Le carré est la pièce commune qui sert de lieu de détente aux marins. Un long bar en occupe une des extrémités. Les officiers du carré ne se servent que très peu du bar, si ce n’est le jeudi, jour festif de la semaine, et les veilles d’escale. Une bibliothèque chargée de bandes dessinées, de livres sur l’histoire de la Marine nationale et de revues de défense couvre tout un pan de mur. Une télévision occupe une autre partie de la pièce et des canapés entourent une table basse sur laquelle échecs et tarot prennent place successivement. Le carré est un lieu ancré dans les traditions. Le président du carré (l’officier le plus ancien ou le plus âgé du carré) chargé de son bon fonctionnement y possède son fauteuil et le midship (l’officier le plus jeune à bord) est responsable de son animation. Certains sujets de conversation comme la religion ou la politique sont prohibés. Nous autres, ANAJiens, découvrons progressivement ces usages.

C’est généralement avant et après les repas que les marins se retrouvent au carré, leur salle à manger se situant dans la prolongation. Les repas sont des moments de convivialité faisant la part belle aux traditions de la Royale.

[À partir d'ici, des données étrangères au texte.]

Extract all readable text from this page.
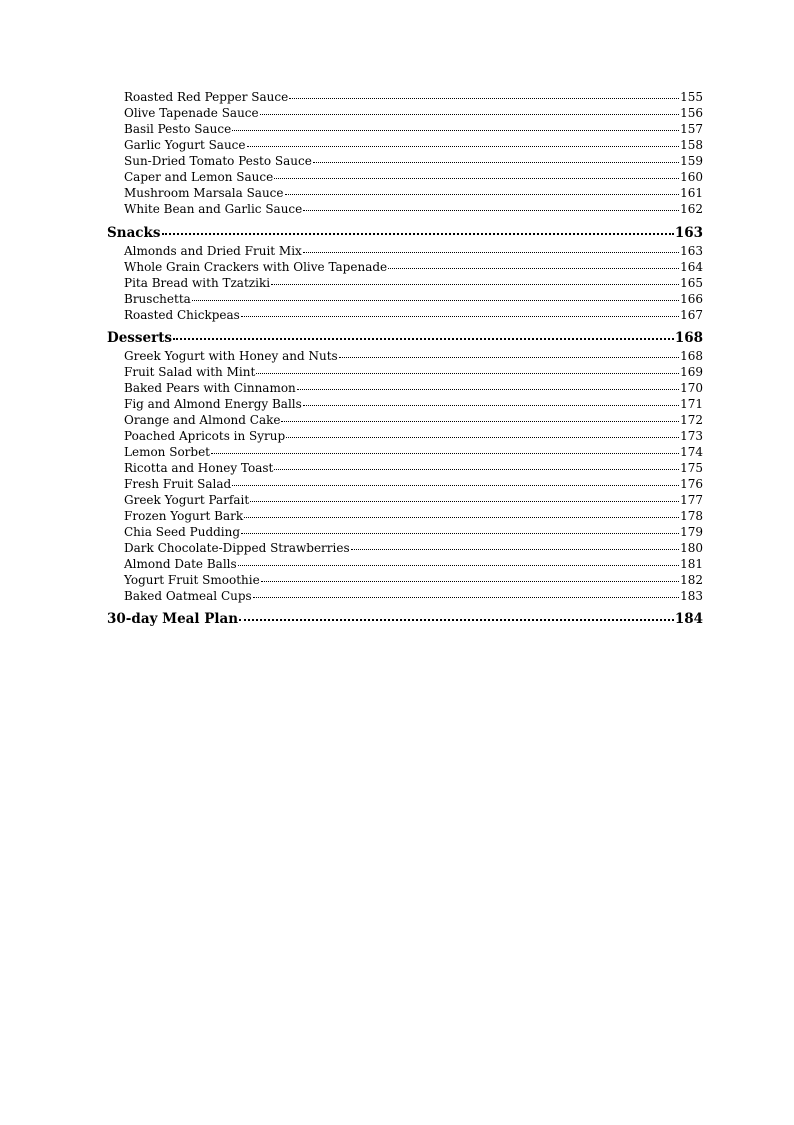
Roasted Red Pepper Sauce	155
Olive Tapenade Sauce	156
Basil Pesto Sauce	157
Garlic Yogurt Sauce	158
Sun-Dried Tomato Pesto Sauce	159
Caper and Lemon Sauce	160
Mushroom Marsala Sauce	161
White Bean and Garlic Sauce	162
Snacks	163
Almonds and Dried Fruit Mix	163
Whole Grain Crackers with Olive Tapenade	164
Pita Bread with Tzatziki	165
Bruschetta	166
Roasted Chickpeas	167
Desserts	168
Greek Yogurt with Honey and Nuts	168
Fruit Salad with Mint	169
Baked Pears with Cinnamon	170
Fig and Almond Energy Balls	171
Orange and Almond Cake	172
Poached Apricots in Syrup	173
Lemon Sorbet	174
Ricotta and Honey Toast	175
Fresh Fruit Salad	176
Greek Yogurt Parfait	177
Frozen Yogurt Bark	178
Chia Seed Pudding	179
Dark Chocolate-Dipped Strawberries	180
Almond Date Balls	181
Yogurt Fruit Smoothie	182
Baked Oatmeal Cups	183
30-day Meal Plan	184
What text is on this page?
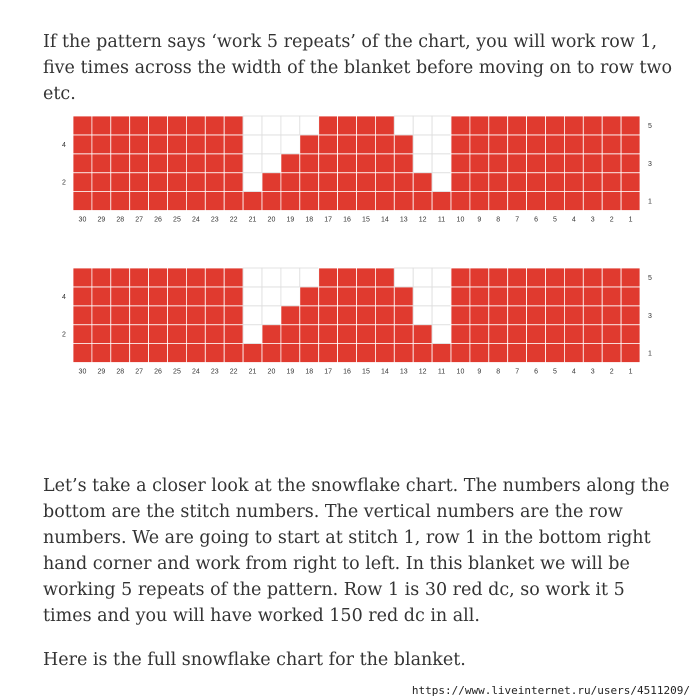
If the pattern says ‘work 5 repeats’ of the chart, you will work row 1, five times across the width of the blanket before moving on to row two etc.

30 29 28 27 26 25 24 23 22 21 20 19 18 17 16 15 14 13 12 11 10 9 8 7 6 5 4 3 2 1
4
2
5
3
1
30 29 28 27 26 25 24 23 22 21 20 19 18 17 16 15 14 13 12 11 10 9 8 7 6 5 4 3 2 1
4
2
5
3
1

Let’s take a closer look at the snowflake chart. The numbers along the bottom are the stitch numbers. The vertical numbers are the row numbers. We are going to start at stitch 1, row 1 in the bottom right hand corner and work from right to left. In this blanket we will be working 5 repeats of the pattern. Row 1 is 30 red dc, so work it 5 times and you will have worked 150 red dc in all.

Here is the full snowflake chart for the blanket.

https://www.liveinternet.ru/users/4511209/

Les officiers bénéficient d’un service à l’assiette et entourent sur une large table ovale le président et le vice-président du carré. Le confort du BPC se ressent et s’apprécie particulièrement lorsque l’eau du verre posé sur la table peine à esquisser une légère ondulation. Le service est rapide et chacun s’empresse de boire un café avant de retourner travailler. Ayant eu l’opportunité de prendre nos repas dans différents carrés, nous avons été marqués par les différentes ambiances qui caractérisaient chacun d’eux.

A bord, la vie des marins est rythmée par des exercices quotidiens pour maintenir le niveau d’entraînement des marins et les roder aux procédures d’urgence en cas d’incident à bord. L’alerte incendie, la manœuvre d’homme à la mer à l’aide d’un mannequin (Oscar), l’avarie de barre et la panne moteur sont les plus récurrents. Nous fûmes tous surpris en traversant une coursive de croiser un groupe d’hommes en tenue ignifugée qui déroulaient des lances à incendie d’un bout à l’autre de la coursive. « Le feu est la plus grande peur du marin » nous explique le commandant du Tonnerre, le capitaine de vaisseau Laurent Sudrat. Dès lors, chaque marin est un pompier et doit en permanence avoir sur lui la tenue de protection minimale contre le feu en banane. Lors de ces exercices, la passerelle est chargée de communiquer sur le déroulé de l’exercice. Les marins, en exercice ou pas, sont informés des manœuvres du bâtiment par diffusion. En exercice, les diffusions se veulent plus recentrées sur la résolution de l’incident à bord.

Un après-midi, une séance de tir à l’arme de poing (Heckler & Koch) est organisée depuis l’arrière du BPC. Les fusiliers marins encadrent l’entraînement et veillent au respect des consignes de sécurité.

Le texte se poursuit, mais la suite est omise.